How Are Mortgage Rates Determined?
Home loan borrowers can qualify for better mortgage rates by having good or excellent credit, maintaining a low debt-to-income (DTI) ratio and pursuing loan programs that don’t charge mortgage insurance premiums or similar ongoing charges that increase the loan’s annual percentage rate (APR).
Comparing rates from different mortgage lenders is an excellent starting point. You may also compare conventional, first-time homebuyer and government-backed programs like FHA and VA loans, which have different rates and fees.
For the most part, several economic factors influence the trajectory of rates for new home loans. The recent Federal Reserve rate hikes don’t directly cause mortgage rates to rise but have indirectly caused the interest rates for many long-term loans to increase. Rates are more likely to decrease when the Fed pauses or decreases its benchmark Federal Funds Rate.
Further, the inflation rate and the general state of the economy directly impact interest rates. High inflation and a strong economy typically signal higher rates. Cooling consumer demand or inflation may help rates decrease.
What Is the Best Type of Mortgage Loan?
Many home buyers are eligible for several mortgage loan types. Each program can have its own advantages:
- Conventional mortgage. A conventional home loan is ideal for borrowers with good or excellent credit to qualify for competitive rates. Additionally, making a minimum 20% down payment helps you waive private mortgage insurance premiums.
- FHA loan. An FHA home loan is best when applying with imperfect credit or a low down payment. You can put as little as 3.5% down with a credit score above 580. A minimum 10% down payment is necessary for credit scores ranging from 500 to 579.
- VA loan. Borrowers with a qualifying military background may prefer a VA loan for its flexibility. A down payment may not be required. While you pay a one-time funding fee, there are no ongoing mortgage insurance premiums or service fees.
- USDA loan. Applicants in eligible rural areas can buy or build a home with no down payment, although an upfront and annual guarantee fee applies. Additionally, income requirements apply and this program requires a moderate income or lower.
- Jumbo loan. Homebuyers in a high-cost-of-living area will need to apply for a jumbo loan when the loan amount exceeds the Federal Housing Finance Agency’s conforming loan limits.
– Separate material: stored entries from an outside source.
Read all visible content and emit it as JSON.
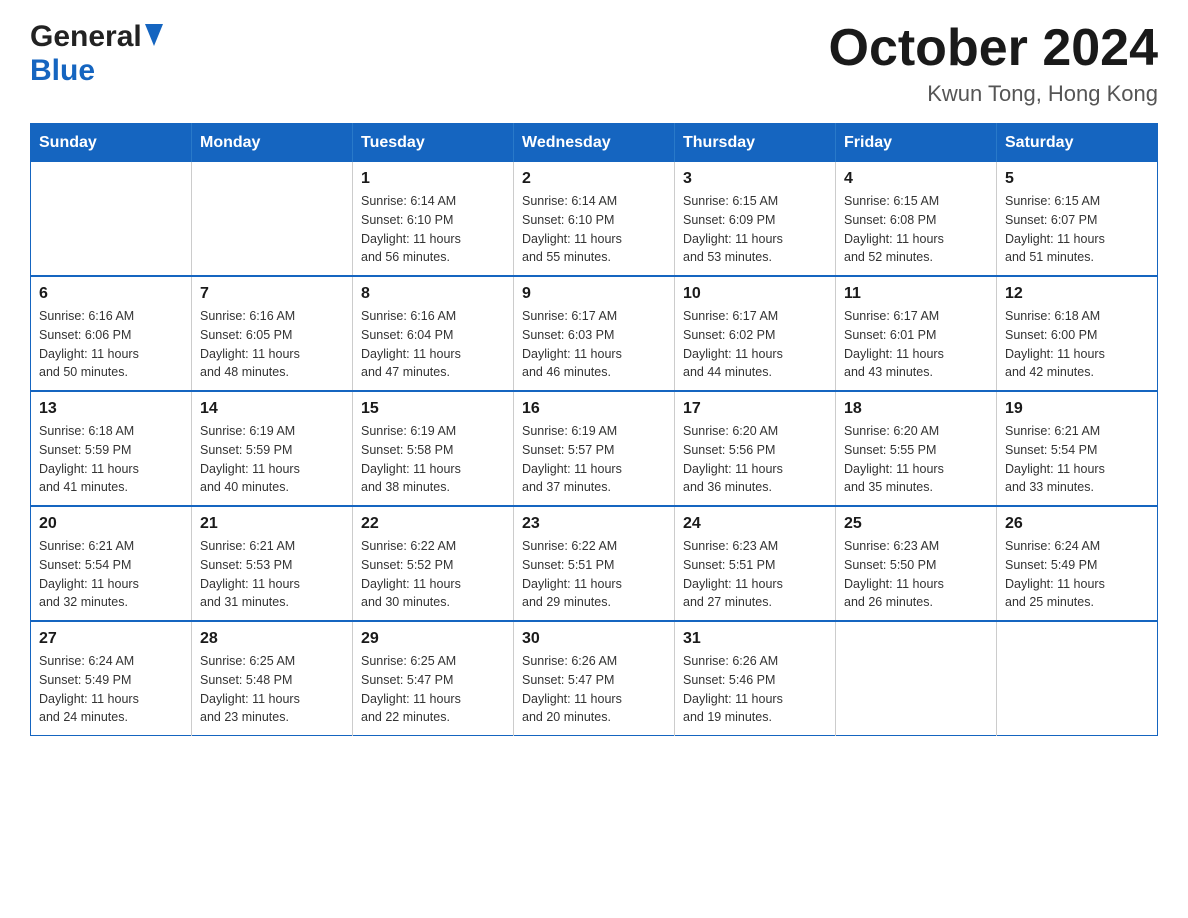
{
  "header": {
    "logo_general": "General",
    "logo_blue": "Blue",
    "month_title": "October 2024",
    "location": "Kwun Tong, Hong Kong"
  },
  "calendar": {
    "days_of_week": [
      "Sunday",
      "Monday",
      "Tuesday",
      "Wednesday",
      "Thursday",
      "Friday",
      "Saturday"
    ],
    "weeks": [
      [
        {
          "day": "",
          "info": ""
        },
        {
          "day": "",
          "info": ""
        },
        {
          "day": "1",
          "info": "Sunrise: 6:14 AM\nSunset: 6:10 PM\nDaylight: 11 hours\nand 56 minutes."
        },
        {
          "day": "2",
          "info": "Sunrise: 6:14 AM\nSunset: 6:10 PM\nDaylight: 11 hours\nand 55 minutes."
        },
        {
          "day": "3",
          "info": "Sunrise: 6:15 AM\nSunset: 6:09 PM\nDaylight: 11 hours\nand 53 minutes."
        },
        {
          "day": "4",
          "info": "Sunrise: 6:15 AM\nSunset: 6:08 PM\nDaylight: 11 hours\nand 52 minutes."
        },
        {
          "day": "5",
          "info": "Sunrise: 6:15 AM\nSunset: 6:07 PM\nDaylight: 11 hours\nand 51 minutes."
        }
      ],
      [
        {
          "day": "6",
          "info": "Sunrise: 6:16 AM\nSunset: 6:06 PM\nDaylight: 11 hours\nand 50 minutes."
        },
        {
          "day": "7",
          "info": "Sunrise: 6:16 AM\nSunset: 6:05 PM\nDaylight: 11 hours\nand 48 minutes."
        },
        {
          "day": "8",
          "info": "Sunrise: 6:16 AM\nSunset: 6:04 PM\nDaylight: 11 hours\nand 47 minutes."
        },
        {
          "day": "9",
          "info": "Sunrise: 6:17 AM\nSunset: 6:03 PM\nDaylight: 11 hours\nand 46 minutes."
        },
        {
          "day": "10",
          "info": "Sunrise: 6:17 AM\nSunset: 6:02 PM\nDaylight: 11 hours\nand 44 minutes."
        },
        {
          "day": "11",
          "info": "Sunrise: 6:17 AM\nSunset: 6:01 PM\nDaylight: 11 hours\nand 43 minutes."
        },
        {
          "day": "12",
          "info": "Sunrise: 6:18 AM\nSunset: 6:00 PM\nDaylight: 11 hours\nand 42 minutes."
        }
      ],
      [
        {
          "day": "13",
          "info": "Sunrise: 6:18 AM\nSunset: 5:59 PM\nDaylight: 11 hours\nand 41 minutes."
        },
        {
          "day": "14",
          "info": "Sunrise: 6:19 AM\nSunset: 5:59 PM\nDaylight: 11 hours\nand 40 minutes."
        },
        {
          "day": "15",
          "info": "Sunrise: 6:19 AM\nSunset: 5:58 PM\nDaylight: 11 hours\nand 38 minutes."
        },
        {
          "day": "16",
          "info": "Sunrise: 6:19 AM\nSunset: 5:57 PM\nDaylight: 11 hours\nand 37 minutes."
        },
        {
          "day": "17",
          "info": "Sunrise: 6:20 AM\nSunset: 5:56 PM\nDaylight: 11 hours\nand 36 minutes."
        },
        {
          "day": "18",
          "info": "Sunrise: 6:20 AM\nSunset: 5:55 PM\nDaylight: 11 hours\nand 35 minutes."
        },
        {
          "day": "19",
          "info": "Sunrise: 6:21 AM\nSunset: 5:54 PM\nDaylight: 11 hours\nand 33 minutes."
        }
      ],
      [
        {
          "day": "20",
          "info": "Sunrise: 6:21 AM\nSunset: 5:54 PM\nDaylight: 11 hours\nand 32 minutes."
        },
        {
          "day": "21",
          "info": "Sunrise: 6:21 AM\nSunset: 5:53 PM\nDaylight: 11 hours\nand 31 minutes."
        },
        {
          "day": "22",
          "info": "Sunrise: 6:22 AM\nSunset: 5:52 PM\nDaylight: 11 hours\nand 30 minutes."
        },
        {
          "day": "23",
          "info": "Sunrise: 6:22 AM\nSunset: 5:51 PM\nDaylight: 11 hours\nand 29 minutes."
        },
        {
          "day": "24",
          "info": "Sunrise: 6:23 AM\nSunset: 5:51 PM\nDaylight: 11 hours\nand 27 minutes."
        },
        {
          "day": "25",
          "info": "Sunrise: 6:23 AM\nSunset: 5:50 PM\nDaylight: 11 hours\nand 26 minutes."
        },
        {
          "day": "26",
          "info": "Sunrise: 6:24 AM\nSunset: 5:49 PM\nDaylight: 11 hours\nand 25 minutes."
        }
      ],
      [
        {
          "day": "27",
          "info": "Sunrise: 6:24 AM\nSunset: 5:49 PM\nDaylight: 11 hours\nand 24 minutes."
        },
        {
          "day": "28",
          "info": "Sunrise: 6:25 AM\nSunset: 5:48 PM\nDaylight: 11 hours\nand 23 minutes."
        },
        {
          "day": "29",
          "info": "Sunrise: 6:25 AM\nSunset: 5:47 PM\nDaylight: 11 hours\nand 22 minutes."
        },
        {
          "day": "30",
          "info": "Sunrise: 6:26 AM\nSunset: 5:47 PM\nDaylight: 11 hours\nand 20 minutes."
        },
        {
          "day": "31",
          "info": "Sunrise: 6:26 AM\nSunset: 5:46 PM\nDaylight: 11 hours\nand 19 minutes."
        },
        {
          "day": "",
          "info": ""
        },
        {
          "day": "",
          "info": ""
        }
      ]
    ]
  }
}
The limit in most municipalities is $726,200 in 2023.
Frequently Asked Questions (FAQs)
What is a good mortgage rate?
A competitive mortgage rate currently ranges from 6% to 8% for a 30-year fixed loan. Several factors impact mortgage rates, including the repayment term, loan type and borrower’s credit score.
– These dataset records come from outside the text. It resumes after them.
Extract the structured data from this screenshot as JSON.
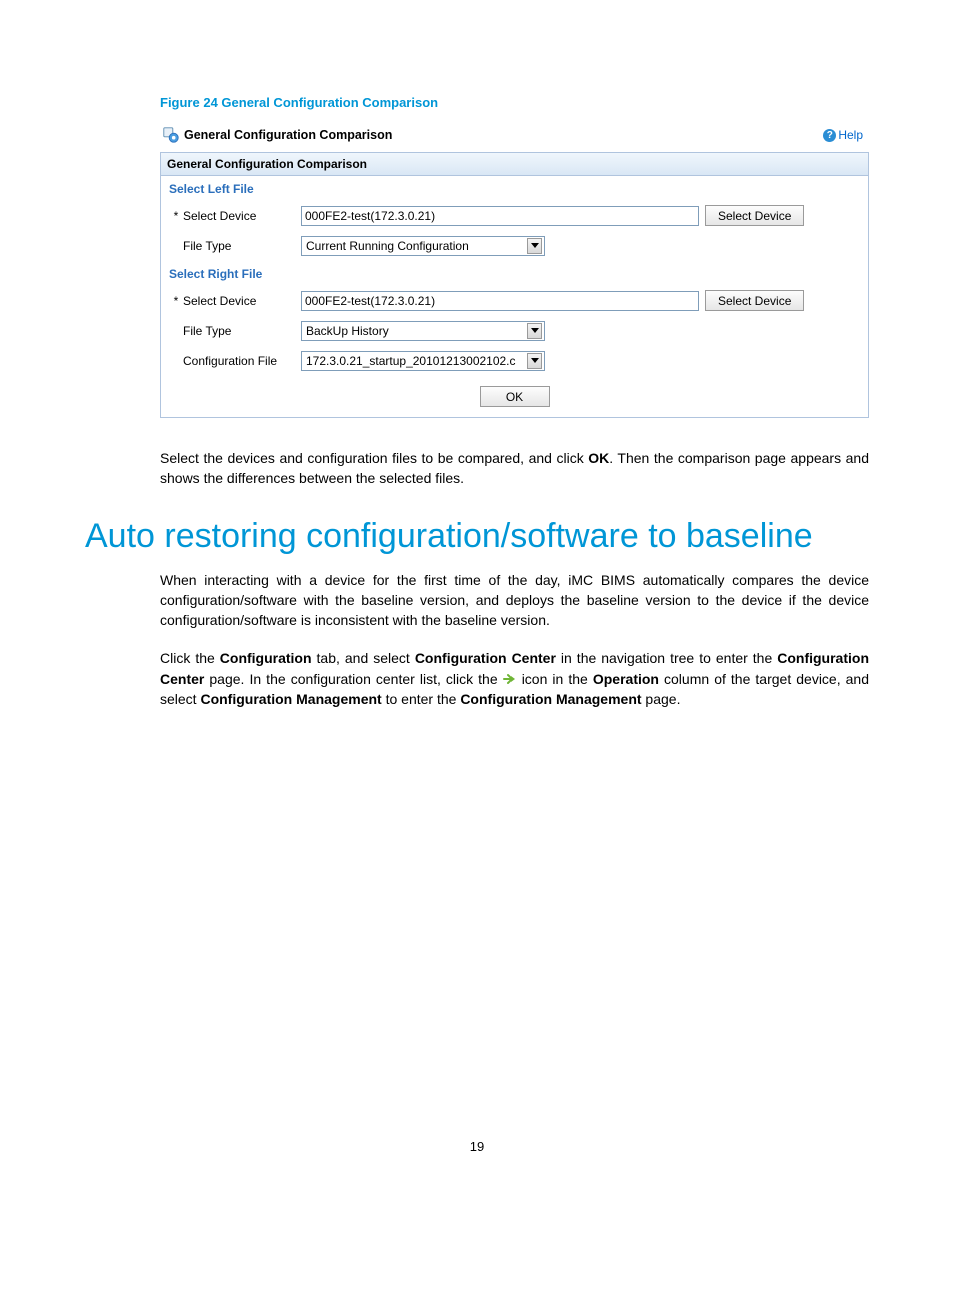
{
  "figure_caption": "Figure 24 General Configuration Comparison",
  "panel": {
    "title": "General Configuration Comparison",
    "help_label": "Help",
    "box_title": "General Configuration Comparison",
    "left_section": "Select Left File",
    "right_section": "Select Right File",
    "select_device_label": "Select Device",
    "file_type_label": "File Type",
    "config_file_label": "Configuration File",
    "device_value": "000FE2-test(172.3.0.21)",
    "select_device_btn": "Select Device",
    "left_file_type": "Current Running Configuration",
    "right_file_type": "BackUp History",
    "config_file_value": "172.3.0.21_startup_20101213002102.c",
    "ok_label": "OK",
    "asterisk": "*"
  },
  "para1_a": "Select the devices and configuration files to be compared, and click ",
  "para1_b": "OK",
  "para1_c": ". Then the comparison page appears and shows the differences between the selected files.",
  "heading": "Auto restoring configuration/software to baseline",
  "para2": "When interacting with a device for the first time of the day, iMC BIMS automatically compares the device configuration/software with the baseline version, and deploys the baseline version to the device if the device configuration/software is inconsistent with the baseline version.",
  "para3_a": "Click the ",
  "para3_b": "Configuration",
  "para3_c": " tab, and select ",
  "para3_d": "Configuration Center",
  "para3_e": " in the navigation tree to enter the ",
  "para3_f": "Configuration Center",
  "para3_g": " page. In the configuration center list, click the ",
  "para3_h": " icon in the ",
  "para3_i": "Operation",
  "para3_j": " column of the target device, and select ",
  "para3_k": "Configuration Management",
  "para3_l": " to enter the ",
  "para3_m": "Configuration Management",
  "para3_n": " page.",
  "page_number": "19"
}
How to get a lower mortgage interest rate?
Comparing lenders and loan programs is an excellent start. Borrowers should also strive for a good or excellent credit score between 670 and 850 and a debt-to-income ratio of 43% or less.
Further, making a minimum down payment of 20% on conventional mortgages can help you automatically waive private mortgage insurance premiums, which increases your borrowing costs. Buying discount points or lender credits can also reduce your interest rate.
How long can you lock in a mortgage rate?
Most rate locks last 30 to 60 days and your lender may not charge a fee for this initial period. However, extending the rate lock period up to 90 or 120 days is possible, depending on your lender, but additional costs may apply.